Le système fédéral, vanté en début de pandémie pour ses réponses ciblées à la propagation du Covid-19, est désormais accusé de semer une confusion qui exaspère les Allemands pour leurs congés d'automne. Ces vacances ont commencé pour certains en octobre et s'étalent jusqu'à début novembre.

C'est le "corona-chaos", résume l'hebdomadaire Focus.

Les 16 Länder, compétents en matière sanitaire, sont en effet libres de fixer leurs propres restrictions, sans que le gouvernement fédéral d'Angela Merkel ait son mot à dire.

- Merkel "insatisfaite" -

Nombre de ces régions, en particulier les moins peuplées, ont ainsi imposé des tests de moins de 48H, couplés parfois à des périodes de quarantaine, aux voyageurs venant de zones allemandes "à risques", celles qui comptent chaque jour au moins 50 nouvelles infections pour 100.000 habitants.

Si ces conditions ne sont pas réunies, les vacanciers ne peuvent être hébergés dans des hôtels ou locations touristiques type Airbnb.

Or ces zones sont de plus en plus nombreuses. L'Allemagne a fait état jeudi d'un record absolu de nouvelles infections avec 6.638 cas de coronavirus en 24 heures.

En Rhénanie-du-Nord-Westphalie, le Land le plus peuplé, un habitant sur quatre, soit environ 4 millions de personnes, vit dans des secteurs à risque. Berlin et ses presque 3,7 millions d'habitants sont également concernés, comme Stuttgart, Francfort, Munich ou Brême.

Les Allemands, que la chancelière et ses ministres pressent depuis des semaines de prendre leurs vacances dans le pays et non à l'étranger, se retrouvent ainsi pris au piège.
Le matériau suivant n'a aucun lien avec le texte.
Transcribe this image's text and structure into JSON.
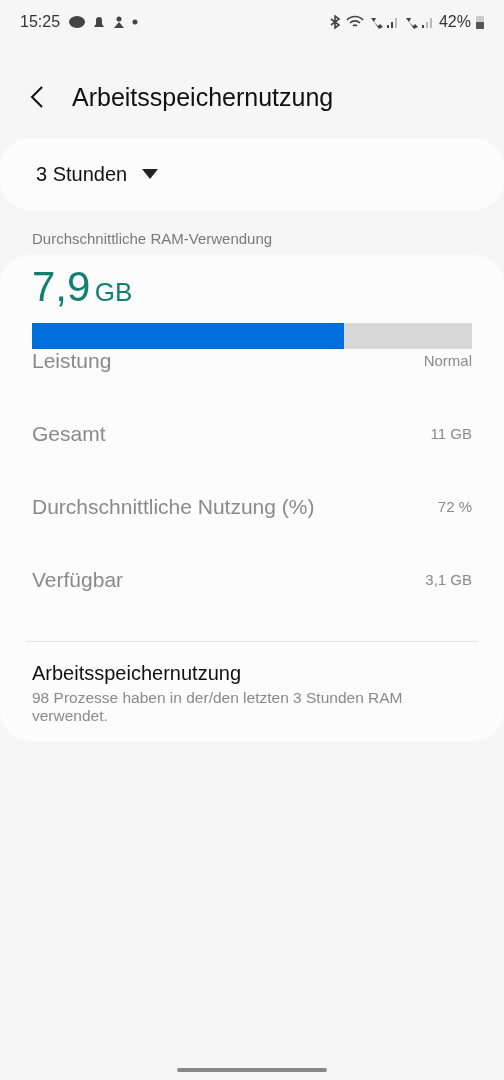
{
  "status_bar": {
    "time": "15:25",
    "battery": "42%"
  },
  "header": {
    "title": "Arbeitsspeichernutzung"
  },
  "period": {
    "value": "3 Stunden"
  },
  "section_label": "Durchschnittliche RAM-Verwendung",
  "usage": {
    "value": "7,9",
    "unit": "GB",
    "level": 0.71
  },
  "stats": [
    {
      "label": "Leistung",
      "value": "Normal"
    },
    {
      "label": "Gesamt",
      "value": "11 GB"
    },
    {
      "label": "Durchschnittliche Nutzung (%)",
      "value": "72 %"
    },
    {
      "label": "Verfügbar",
      "value": "3,1 GB"
    }
  ],
  "processes": {
    "title": "Arbeitsspeichernutzung",
    "description": "98 Prozesse haben in der/den letzten 3 Stunden RAM verwendet."
  }
}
Et la logique sanitaire de règles permettant de se rendre en Europe ou en Asie mais pas au bord de la mer Baltique ou dans le Brandebourg, le Land rural qui entoure la capitale, leur échappe.
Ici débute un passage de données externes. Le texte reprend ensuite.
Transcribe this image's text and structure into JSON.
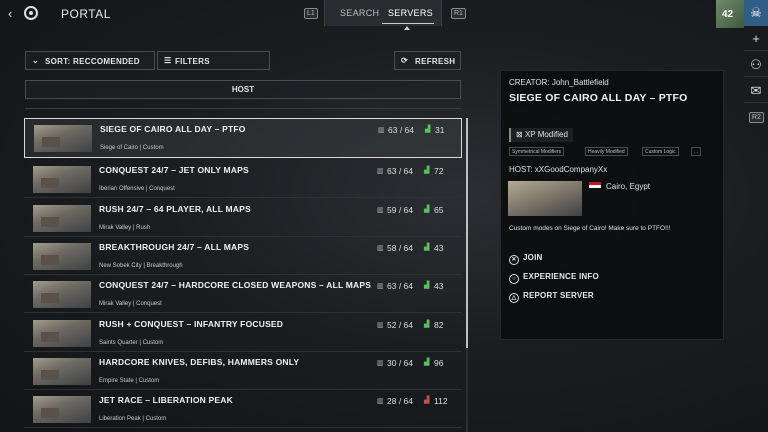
{
  "topbar": {
    "back_icon": "chevron-left-icon",
    "portal_title": "PORTAL",
    "hint_left": "L1",
    "hint_right": "R1",
    "tabs": [
      {
        "label": "SEARCH"
      },
      {
        "label": "SERVERS"
      }
    ]
  },
  "rail": {
    "avatar_level": "42",
    "hint_r2": "R2",
    "icons": [
      "skull-icon",
      "plus-icon",
      "party-icon",
      "mail-icon"
    ]
  },
  "controls": {
    "sort_label": "SORT: RECCOMENDED",
    "filters_label": "FILTERS",
    "refresh_label": "REFRESH",
    "host_label": "HOST"
  },
  "servers": [
    {
      "name": "SIEGE OF CAIRO ALL DAY – PTFO",
      "sub": "Siege of Cairo | Custom",
      "players": "63 / 64",
      "ping": "31",
      "ping_status": "good"
    },
    {
      "name": "CONQUEST 24/7 – JET ONLY MAPS",
      "sub": "Iberian Offensive | Conquest",
      "players": "63 / 64",
      "ping": "72",
      "ping_status": "good"
    },
    {
      "name": "RUSH 24/7 – 64  PLAYER, ALL MAPS",
      "sub": "Mirak Valley | Rush",
      "players": "59 / 64",
      "ping": "65",
      "ping_status": "good"
    },
    {
      "name": "BREAKTHROUGH 24/7 – ALL MAPS",
      "sub": "New Sobek City | Breakthrough",
      "players": "58 / 64",
      "ping": "43",
      "ping_status": "good"
    },
    {
      "name": "CONQUEST 24/7 – HARDCORE CLOSED WEAPONS – ALL MAPS",
      "sub": "Mirak Valley | Conquest",
      "players": "63 / 64",
      "ping": "43",
      "ping_status": "good"
    },
    {
      "name": "RUSH + CONQUEST – INFANTRY FOCUSED",
      "sub": "Saints Quarter | Custom",
      "players": "52 / 64",
      "ping": "82",
      "ping_status": "good"
    },
    {
      "name": "HARDCORE KNIVES, DEFIBS, HAMMERS ONLY",
      "sub": "Empire State | Custom",
      "players": "30 / 64",
      "ping": "96",
      "ping_status": "good"
    },
    {
      "name": "JET RACE – LIBERATION PEAK",
      "sub": "Liberation Peak | Custom",
      "players": "28 / 64",
      "ping": "112",
      "ping_status": "bad"
    }
  ],
  "detail": {
    "creator": "CREATOR: John_Battlefield",
    "title": "SIEGE OF CAIRO ALL DAY – PTFO",
    "xp_tag": "XP Modified",
    "mod_tags": [
      "Symmetrical Modifiers",
      "Heavily Modified",
      "Custom Logic",
      "..."
    ],
    "host": "HOST: xXGoodCompanyXx",
    "location": "Cairo, Egypt",
    "description": "Custom modes on Siege of Cairo! Make sure to PTFO!!!",
    "actions": [
      {
        "label": "JOIN",
        "icon": "cross-button-icon"
      },
      {
        "label": "EXPERIENCE INFO",
        "icon": "circle-button-icon"
      },
      {
        "label": "REPORT SERVER",
        "icon": "triangle-button-icon"
      }
    ]
  }
}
Rendre visite à des membres de la famille est en revanche autorisé dans la plupart des Länder. 

Une réunion de crise mercredi n'a pas permis à Angela Merkel et aux 16 dirigeants régionaux de se mettre d'accord sur une règle nationale commune et la chancelière s'est déclarée "insatisfaite" du statu-quo.

Dans l'attente d'une éventuelle solution lors d'une nouvelle négociation début novembre, la Saxe (sud-est) a décidé de lever l'interdiction d'hébergement, reconnaissant qu'elle n'était pas "proportionnée".

Le Mecklembourg-Poméranie-Occidentale (nord), qui a imposé les restrictions les plus sévères, a lui aussi entrouvert la porte à un assouplissement.

- Décision de justice -

Des vacanciers d'une localité "à risque" de Rhénanie du nord-Westphalie ont eux obtenu d'un tribunal administratif la suspension de l'interdiction d'hébergement imposée par le Bade-Wurtemberg, où ils avaient loué pour les vacances.

Le tribunal a notamment relevé que le Land n'a pas apporté la preuve que les hôtels et pensions étaient des "moteurs" de l'infection.

Des dirigeants de zones classées à risque pointent l'iniquité de ces mesures d'interdiction.

"Nous avons des centaines de milliers de personnes qui font la navette chaque jour entre le Brandebourg et Berlin, ils se croisent dans les magasins, dans les transports, au travail... Et un Berlinois n'est pas autorisé à passer deux jours dans le Spreewald (une réserve naturelle du Brandebourg, ndlr)! Tout cela n'a aucun sens", s'emporte le maire social-démocrate de Berlin, Michael Müller.

Ces règles risquent de plomber un peu plus une économie hôtelière et de la restauration déjà affaiblie par les restrictions engagées dès mars et les obligations de fermeture nocturne imposées ces derniers jours dans de grandes villes.

"Les dangers ne résident pas dans le fait de passer la nuit dans un appartement de vacances à la campagne, ni dans un hôtel en ville", fustige Reinhard Meyer, président de l'Association allemande du tourisme. Il redoute une vague de faillites en 2021 après un manque à gagner qu'il estime à 35 milliards d'euros au premier semestre.

La grogne monte aussi dans les laboratoires et cabinets médicaux submergés par des demandes de tests de vacanciers.

"Il y a des familles qui veulent à juste titre partir en vacances et demandent des tests rapides. Mais il n'y a pas la capacité", prévient Ulrich Weigeldt, président de l'Association des médecins généralistes.